Soyoil has rallied since last week after the US Department of Agriculture (USDA) issued a report showing tighter-than-usual soybean stocks despite a high planting forecast, which has widened its premium to palm oil.
“Although we are expecting a seasonal pick-up in production as we enter into Q2, the prospective insufficient soybean plantings in 2011 should keep prices of soyoil high and provide support to crude palm oil,” said Citi analyst Penny Yaw.
Benchmark June 2011 on the Bursa Malaysia Derivatives Exchange settled up 1.3 percent at 3,382 ringgit ($1,117) a tonne after going as high as 3,392 ringgit -- a level unseen since March 22. Overall trade volume stood at 14,607 lots at 25 tonnes each compared to the usual 15,00 lots.
Benchmark prices fell 12 percent in the first quarter, having tracked other commodities lower as unrest in the Middle East and an earthquake in Japan sent investors scrambling for perceived safe-haven assets.

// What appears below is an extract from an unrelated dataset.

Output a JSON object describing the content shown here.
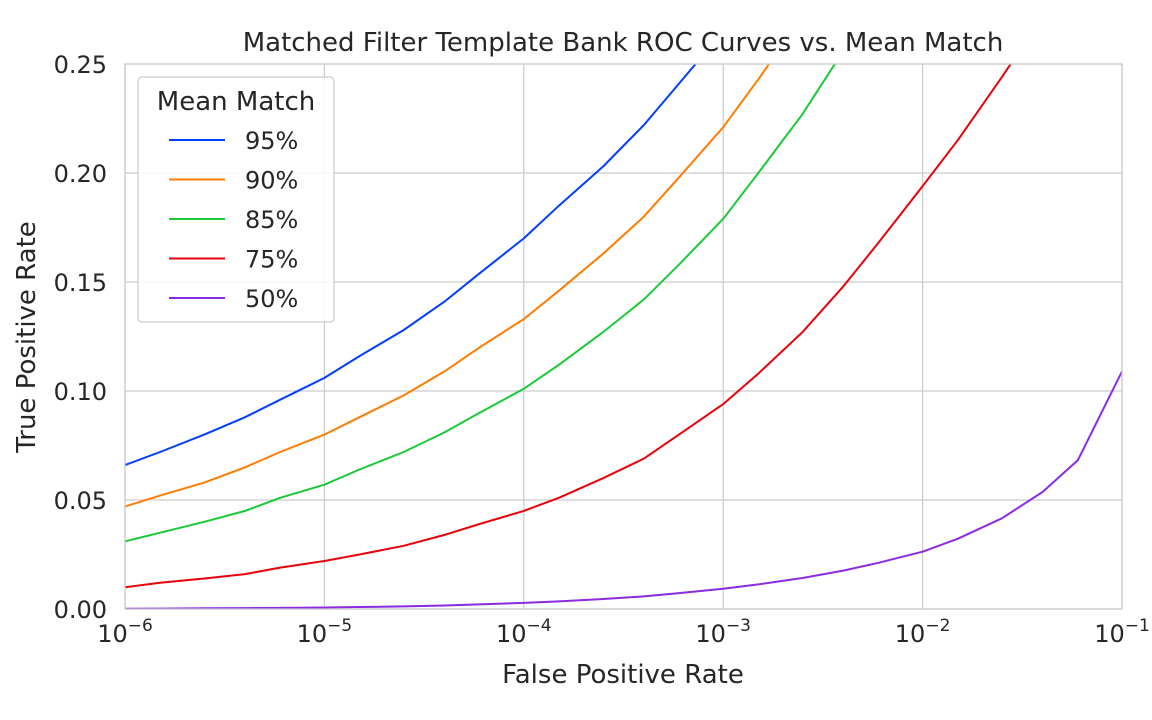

In the physical market last week, Malaysian refined palm olein widened its discount to competing Argentine soyoil to $70 per tonne, from trading at a premium at the start of the this year and end 2010.
“Buyers will shift their preference to palm oil as its discount widens and we may see a reverse in demand patterns,” said a trader with a foreign commodities brokerage. “Higher production for palm oil will also help pressure prices.” Malaysia’s palm oil exports have progressively fallen since December as erratic weather and floods pushed prices above competing soyoil.